In the tours, Kichcha is giving full credit to the entire team for the stupendous success of Kempe Gowda which is expected to rock even more in the coming summer holidays. He did not put the blame on any other person other than himself when his previous directorial venture Just Maath Maathnalli failed to entice the audience. Despite the fantastic song picturisations and a novel story and fantastic performances from artists and music director Raghu Dixit, the film had ended up as a huge financial losses to producer Shankare Gowda who is all in smiles after the fantastic success of KG.

In this connection, Chitraloka Mega Portal has given below a story about our former President APJ Abdul Kalam answered a questioner in an economic forum held at Philadelphia on March 22, 2008.

Sudeep might not have known about Kalam's answer in the forum, but Sudeep has just followed the way shown by Mr. Sathish Dhawan, the chief of ISRO.

'A Leader Should Know How to Manage Failure' (Former President of India APJ Abdul Kalam at Wharton India Economic forum , Philadelphia , March 22,2008)

Question: Could you give an example, from your own experience, of how leaders should manage failure?

Kalam: Let me tell you about my experience. In 1973 I became the project director of India 's satellite launch vehicle program, commonly called the SLV-3. Our goal was to put India "Rohini" satellite into orbit by 1980. I was given funds and human resources but was told clearly that by 1980 we had to launch the satellite into space. Thousands of people worked together in scientific and technical teams towards that goal. 

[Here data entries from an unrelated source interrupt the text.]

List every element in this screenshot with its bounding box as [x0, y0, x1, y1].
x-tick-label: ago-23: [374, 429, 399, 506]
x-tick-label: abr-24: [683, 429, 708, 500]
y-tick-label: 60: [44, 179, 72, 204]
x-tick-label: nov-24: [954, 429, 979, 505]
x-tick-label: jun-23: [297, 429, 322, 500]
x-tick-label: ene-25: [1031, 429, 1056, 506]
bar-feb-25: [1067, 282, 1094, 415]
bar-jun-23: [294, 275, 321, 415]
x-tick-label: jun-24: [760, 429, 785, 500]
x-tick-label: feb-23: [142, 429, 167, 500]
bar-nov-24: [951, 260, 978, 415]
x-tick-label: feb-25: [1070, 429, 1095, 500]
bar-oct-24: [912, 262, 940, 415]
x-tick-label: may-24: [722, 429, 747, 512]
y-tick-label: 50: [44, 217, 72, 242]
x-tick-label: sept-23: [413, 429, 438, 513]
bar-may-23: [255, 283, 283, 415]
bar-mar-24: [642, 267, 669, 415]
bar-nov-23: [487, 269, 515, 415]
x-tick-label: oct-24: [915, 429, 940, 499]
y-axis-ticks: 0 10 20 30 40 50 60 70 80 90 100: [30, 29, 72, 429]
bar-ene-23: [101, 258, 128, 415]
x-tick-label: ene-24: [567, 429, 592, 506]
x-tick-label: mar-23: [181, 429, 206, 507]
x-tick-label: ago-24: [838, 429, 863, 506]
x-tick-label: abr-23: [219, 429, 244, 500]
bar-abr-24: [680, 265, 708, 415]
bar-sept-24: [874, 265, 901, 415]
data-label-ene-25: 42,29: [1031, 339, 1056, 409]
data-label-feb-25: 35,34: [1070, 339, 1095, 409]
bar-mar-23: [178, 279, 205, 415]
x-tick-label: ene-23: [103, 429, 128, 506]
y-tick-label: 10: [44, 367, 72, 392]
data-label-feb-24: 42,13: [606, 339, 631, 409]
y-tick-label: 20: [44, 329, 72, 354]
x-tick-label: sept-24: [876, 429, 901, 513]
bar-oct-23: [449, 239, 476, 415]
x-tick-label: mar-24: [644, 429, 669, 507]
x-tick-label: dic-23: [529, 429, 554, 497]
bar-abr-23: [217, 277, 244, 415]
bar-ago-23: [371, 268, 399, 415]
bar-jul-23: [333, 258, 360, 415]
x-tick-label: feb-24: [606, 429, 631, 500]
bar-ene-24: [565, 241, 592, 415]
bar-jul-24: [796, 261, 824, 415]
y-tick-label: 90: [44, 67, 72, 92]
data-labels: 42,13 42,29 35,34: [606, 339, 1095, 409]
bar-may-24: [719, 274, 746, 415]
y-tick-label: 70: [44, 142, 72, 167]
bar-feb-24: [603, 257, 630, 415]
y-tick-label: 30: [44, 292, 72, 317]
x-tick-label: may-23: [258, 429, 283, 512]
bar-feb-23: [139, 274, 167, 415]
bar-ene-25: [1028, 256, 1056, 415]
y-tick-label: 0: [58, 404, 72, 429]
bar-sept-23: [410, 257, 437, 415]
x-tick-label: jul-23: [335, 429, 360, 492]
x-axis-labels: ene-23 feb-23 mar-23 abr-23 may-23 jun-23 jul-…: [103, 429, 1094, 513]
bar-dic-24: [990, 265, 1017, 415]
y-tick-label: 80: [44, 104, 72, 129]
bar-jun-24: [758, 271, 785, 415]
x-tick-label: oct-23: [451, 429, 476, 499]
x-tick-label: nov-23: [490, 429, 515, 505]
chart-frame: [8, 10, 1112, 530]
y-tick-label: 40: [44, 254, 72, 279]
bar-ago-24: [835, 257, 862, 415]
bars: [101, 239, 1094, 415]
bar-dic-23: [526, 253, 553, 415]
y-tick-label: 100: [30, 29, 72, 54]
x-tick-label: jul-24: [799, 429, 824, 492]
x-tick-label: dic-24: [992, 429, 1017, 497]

By 1979 -- I think the month was August -- we thought we were ready. As the project director, I went to the control center for the launch. At four minutes before the satellite launch, the computer began to go through the checklist of items that needed to be checked. One minute later, the computer program put the launch on hold; the display showed that some control components were not in order. My experts -- I had four or five of them with me -- told me not to worry; they had done their calculations and there was enough reserve fuel. So I bypassed the computer, switched to manual mode, and launched the rocket. In the first stage, everything worked fine. In the second stage, a problem developed. Instead of the satellite going into orbit, the whole rocket system plunged into the Bay of Bengal . It was a big failure.

That day, the chairman of the Indian Space Research Organization, Prof. Satish Dhawan, had called a press conference. The launch was at 7:00 am, and the press conference -- where journalists from around the world were present -- was at 7:45 am at ISRO's satellite launch range in Sriharikota [in Andhra Pradesh in southern India ]. Prof. Dhawan, the leader of the organization, conducted the press conference himself. He took responsibility for the failure -- he said that the team had worked very hard, but that it needed more technological support. He assured the media that in another year, the team would definitely succeed. Now, I was the project director, and it was my failure, but instead, he took responsibility for the failure as chairman of the organization.

The next year, in July 1980, we tried again to launch the satellite and this time we succeeded. The whole nation was jubilant. Again, there was a press conference. Prof. Dhawan called me aside and told me, "You conduct the press conference today."

I learned a very important lesson that day. When failure occurred, the leader of the organization owned that failure. When success came, he gave it to his team. The best management lesson I have learned did not come to me from reading a book; it came from that experience.